Sosyal inşacılığın bu iddiası
ilk bakışta o kadar sağduyuya aykırı görünüyor ki herhangi bir kimse bu kadar
radikal bir görüşe gerçekten inanabilir mi, veya savunmaya kalkarsa nasıl
savunabilir diye insan merak ediyor. Kukla’ya (2000) göre sosyal inşacılar
şöyle bir retorik strateji izliyorlar: Önce çok radikal bir iddia ortaya
atıyorlar; bunun savunulamaz olduğu gösterildiğinde daha zayıf bir iddiaya
doğru geriliyorlar ve yanlış anlaşıldıklarını, baştan beri savunduklarının
zaten bu zayıf iddia olduğunu ileri sürüyorlar. Yani üstlerine gidildiğinde
sosyal inşacılar bu kadar radikal fikirlere sahip olmadıklarını iddia etseler
de yazdıklarından bu anlamlar pekala çıkabiliyor. (Sosyal inşacılığın felsefi
açıdan eleştirisi için Koertge’ye (2000), Kukla’ya (2000) ve Boghossian’a
(2006) bakılabilir.)
Freudcu Psikanaliz
Freudcu psikanalizin
birkaç boyutu var: hem bir psikoloji teorisi, hem insan zihnini incelemeye
yönelik bir yöntem, hem insan davranışını yorumlamaya yönelik bir kavramsal
çerçeve, hem de bir psikoterapi yaklaşımı. Bütün bu farklı boyutların
merkezinde “dinamik bilinçaltı” kavramı var. Zihinsel tecrübelerin,
davranışların ve patolojik durumların açıklanmasında bu kavram kullanılıyor. Bu
açıklamaların bilimsellikten ne kadar uzak olduğuna dair birkaç örnek verelim.

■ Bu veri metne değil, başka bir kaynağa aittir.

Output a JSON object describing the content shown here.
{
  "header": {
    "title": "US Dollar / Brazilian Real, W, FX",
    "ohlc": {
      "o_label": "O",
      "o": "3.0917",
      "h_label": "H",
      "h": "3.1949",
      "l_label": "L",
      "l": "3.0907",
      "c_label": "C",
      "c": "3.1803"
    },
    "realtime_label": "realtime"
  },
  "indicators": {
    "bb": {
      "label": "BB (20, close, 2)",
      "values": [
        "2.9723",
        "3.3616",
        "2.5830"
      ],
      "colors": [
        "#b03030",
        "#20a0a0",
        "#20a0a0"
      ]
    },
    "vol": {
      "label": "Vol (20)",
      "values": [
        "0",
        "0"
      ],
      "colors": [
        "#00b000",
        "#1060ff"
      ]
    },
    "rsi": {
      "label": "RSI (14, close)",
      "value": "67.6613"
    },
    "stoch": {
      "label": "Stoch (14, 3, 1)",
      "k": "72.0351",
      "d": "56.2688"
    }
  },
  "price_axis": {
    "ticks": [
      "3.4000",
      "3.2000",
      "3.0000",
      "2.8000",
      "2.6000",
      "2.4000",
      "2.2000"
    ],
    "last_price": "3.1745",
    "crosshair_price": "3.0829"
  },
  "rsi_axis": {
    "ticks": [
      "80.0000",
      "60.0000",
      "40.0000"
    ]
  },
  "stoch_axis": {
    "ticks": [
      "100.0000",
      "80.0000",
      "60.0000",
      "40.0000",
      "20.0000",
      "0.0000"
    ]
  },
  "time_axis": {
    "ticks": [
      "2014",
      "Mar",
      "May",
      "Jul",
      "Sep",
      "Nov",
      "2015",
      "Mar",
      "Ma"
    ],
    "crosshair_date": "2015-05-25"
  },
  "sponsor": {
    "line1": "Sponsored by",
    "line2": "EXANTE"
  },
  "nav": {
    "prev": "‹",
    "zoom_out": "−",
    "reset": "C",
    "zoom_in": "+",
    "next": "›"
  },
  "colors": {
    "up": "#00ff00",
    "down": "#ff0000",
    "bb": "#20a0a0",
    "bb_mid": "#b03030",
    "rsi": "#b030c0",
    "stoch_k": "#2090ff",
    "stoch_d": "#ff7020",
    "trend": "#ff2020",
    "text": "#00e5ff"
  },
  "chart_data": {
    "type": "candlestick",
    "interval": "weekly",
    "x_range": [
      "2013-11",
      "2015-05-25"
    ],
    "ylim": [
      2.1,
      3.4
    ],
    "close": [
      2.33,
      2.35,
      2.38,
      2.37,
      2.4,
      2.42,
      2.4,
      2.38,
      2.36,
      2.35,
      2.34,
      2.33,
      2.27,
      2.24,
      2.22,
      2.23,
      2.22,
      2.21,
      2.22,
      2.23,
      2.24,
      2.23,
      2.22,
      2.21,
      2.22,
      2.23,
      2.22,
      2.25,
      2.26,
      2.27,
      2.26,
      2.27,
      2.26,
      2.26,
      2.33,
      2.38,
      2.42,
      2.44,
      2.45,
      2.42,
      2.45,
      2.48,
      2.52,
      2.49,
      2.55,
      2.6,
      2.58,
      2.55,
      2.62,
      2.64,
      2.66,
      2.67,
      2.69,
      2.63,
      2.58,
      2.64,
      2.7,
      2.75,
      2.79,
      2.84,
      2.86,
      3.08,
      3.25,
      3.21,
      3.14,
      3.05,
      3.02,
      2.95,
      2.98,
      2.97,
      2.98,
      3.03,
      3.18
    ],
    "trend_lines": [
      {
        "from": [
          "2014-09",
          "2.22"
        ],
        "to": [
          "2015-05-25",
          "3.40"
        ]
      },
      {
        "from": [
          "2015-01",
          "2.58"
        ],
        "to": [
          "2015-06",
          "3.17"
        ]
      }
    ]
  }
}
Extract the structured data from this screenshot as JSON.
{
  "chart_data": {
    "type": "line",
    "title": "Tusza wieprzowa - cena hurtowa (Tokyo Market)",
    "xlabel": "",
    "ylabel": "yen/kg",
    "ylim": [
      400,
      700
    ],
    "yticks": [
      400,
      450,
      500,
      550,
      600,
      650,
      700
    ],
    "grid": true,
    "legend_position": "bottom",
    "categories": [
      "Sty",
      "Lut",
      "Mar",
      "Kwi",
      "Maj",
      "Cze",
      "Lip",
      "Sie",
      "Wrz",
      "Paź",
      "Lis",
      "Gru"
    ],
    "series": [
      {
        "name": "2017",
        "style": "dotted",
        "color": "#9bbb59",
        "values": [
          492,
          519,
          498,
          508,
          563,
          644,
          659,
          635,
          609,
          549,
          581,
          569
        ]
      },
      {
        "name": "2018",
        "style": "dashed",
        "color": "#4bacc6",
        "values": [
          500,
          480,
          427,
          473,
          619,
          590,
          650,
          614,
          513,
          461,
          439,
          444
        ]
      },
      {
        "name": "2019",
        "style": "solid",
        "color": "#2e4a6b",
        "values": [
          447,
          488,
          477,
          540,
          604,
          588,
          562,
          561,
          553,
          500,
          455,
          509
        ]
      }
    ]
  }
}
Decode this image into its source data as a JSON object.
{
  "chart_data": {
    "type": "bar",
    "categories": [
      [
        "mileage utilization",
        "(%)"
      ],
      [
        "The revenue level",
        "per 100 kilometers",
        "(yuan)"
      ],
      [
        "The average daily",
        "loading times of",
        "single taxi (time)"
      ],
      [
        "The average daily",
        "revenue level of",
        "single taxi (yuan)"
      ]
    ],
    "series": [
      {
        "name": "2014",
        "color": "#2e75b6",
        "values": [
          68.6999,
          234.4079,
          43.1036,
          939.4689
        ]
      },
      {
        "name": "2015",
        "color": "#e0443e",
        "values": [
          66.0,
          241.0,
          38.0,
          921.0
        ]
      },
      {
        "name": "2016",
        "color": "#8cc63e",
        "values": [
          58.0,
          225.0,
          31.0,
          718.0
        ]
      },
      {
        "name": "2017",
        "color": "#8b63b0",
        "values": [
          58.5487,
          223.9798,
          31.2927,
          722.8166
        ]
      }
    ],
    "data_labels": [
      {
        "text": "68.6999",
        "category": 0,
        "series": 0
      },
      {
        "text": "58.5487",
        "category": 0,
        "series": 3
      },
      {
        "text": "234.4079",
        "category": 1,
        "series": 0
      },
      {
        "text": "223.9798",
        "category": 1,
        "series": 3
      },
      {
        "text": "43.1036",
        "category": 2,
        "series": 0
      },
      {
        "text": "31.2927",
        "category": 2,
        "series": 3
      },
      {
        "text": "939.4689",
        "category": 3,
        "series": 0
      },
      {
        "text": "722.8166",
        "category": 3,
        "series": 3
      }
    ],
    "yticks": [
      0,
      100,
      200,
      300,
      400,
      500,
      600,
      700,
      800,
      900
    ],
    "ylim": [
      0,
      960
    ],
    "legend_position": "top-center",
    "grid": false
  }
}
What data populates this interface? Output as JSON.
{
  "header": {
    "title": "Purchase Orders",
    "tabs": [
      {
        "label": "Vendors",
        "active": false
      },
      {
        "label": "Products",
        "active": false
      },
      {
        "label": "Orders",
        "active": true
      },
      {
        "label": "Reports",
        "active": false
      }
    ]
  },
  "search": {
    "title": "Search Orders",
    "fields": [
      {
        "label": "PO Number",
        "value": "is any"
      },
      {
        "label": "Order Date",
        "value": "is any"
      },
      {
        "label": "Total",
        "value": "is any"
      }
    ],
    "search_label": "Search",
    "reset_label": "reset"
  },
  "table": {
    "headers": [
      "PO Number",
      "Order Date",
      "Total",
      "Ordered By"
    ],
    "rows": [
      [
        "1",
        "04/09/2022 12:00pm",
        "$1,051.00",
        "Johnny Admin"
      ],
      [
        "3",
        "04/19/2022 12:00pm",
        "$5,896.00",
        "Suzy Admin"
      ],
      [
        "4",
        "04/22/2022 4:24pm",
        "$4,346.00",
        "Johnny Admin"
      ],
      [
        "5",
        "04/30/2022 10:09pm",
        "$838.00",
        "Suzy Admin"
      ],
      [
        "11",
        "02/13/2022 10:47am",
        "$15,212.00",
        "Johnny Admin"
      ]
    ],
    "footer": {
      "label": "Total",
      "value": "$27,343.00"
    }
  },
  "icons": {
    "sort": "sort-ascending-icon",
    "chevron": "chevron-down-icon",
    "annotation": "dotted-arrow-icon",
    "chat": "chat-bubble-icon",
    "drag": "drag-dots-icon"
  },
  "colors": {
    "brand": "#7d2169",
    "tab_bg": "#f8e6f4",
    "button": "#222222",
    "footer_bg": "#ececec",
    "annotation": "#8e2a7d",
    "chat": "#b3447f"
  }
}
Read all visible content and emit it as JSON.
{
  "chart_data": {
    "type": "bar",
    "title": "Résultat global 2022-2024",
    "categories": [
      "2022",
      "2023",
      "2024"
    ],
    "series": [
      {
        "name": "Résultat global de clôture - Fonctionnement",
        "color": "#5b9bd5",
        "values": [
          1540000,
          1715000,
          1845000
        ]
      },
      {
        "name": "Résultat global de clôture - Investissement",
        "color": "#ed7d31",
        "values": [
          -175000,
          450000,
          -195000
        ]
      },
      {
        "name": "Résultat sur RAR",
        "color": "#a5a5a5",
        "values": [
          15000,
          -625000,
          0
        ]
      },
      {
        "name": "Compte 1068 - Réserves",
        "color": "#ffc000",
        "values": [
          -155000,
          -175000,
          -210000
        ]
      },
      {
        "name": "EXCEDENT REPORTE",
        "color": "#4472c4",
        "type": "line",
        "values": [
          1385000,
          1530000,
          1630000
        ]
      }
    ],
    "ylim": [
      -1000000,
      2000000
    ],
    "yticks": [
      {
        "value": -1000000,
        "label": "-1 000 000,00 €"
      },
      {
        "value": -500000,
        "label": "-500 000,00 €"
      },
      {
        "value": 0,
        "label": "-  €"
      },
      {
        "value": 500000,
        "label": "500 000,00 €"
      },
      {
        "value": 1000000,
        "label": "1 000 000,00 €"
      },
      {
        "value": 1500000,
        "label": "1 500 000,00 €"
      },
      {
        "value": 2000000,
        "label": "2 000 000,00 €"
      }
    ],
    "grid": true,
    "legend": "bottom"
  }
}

Freud’un teorisine göre nevrozun
sebebi sapkın arzuların baskılanması ve tatmin edilmemesidir. Ama sapkın
arzular tatmin edildiği halde nevroz geliştiği de oluyor. Bu durum teoriyi
yanlışlıyor mu? Freud’a göre hayır (Cioffi, 1998). Arzular sapkın davranışlarla
tatmin edildiği durumda bile nevrozun ortaya çıkmasının sebebi sapkınlıktan
kaçınmanın baskılanmasıdır. Yani sapkınlığın baskılanması da nevroza sebep
oluyor, sapkınlıktan kaçınmanın baskılanması da. Nevroz hangi durumda ortaya
çıkarsa çıksın “nevrozun sebebi sapkın arzularla ilgili bir baskılanmadır”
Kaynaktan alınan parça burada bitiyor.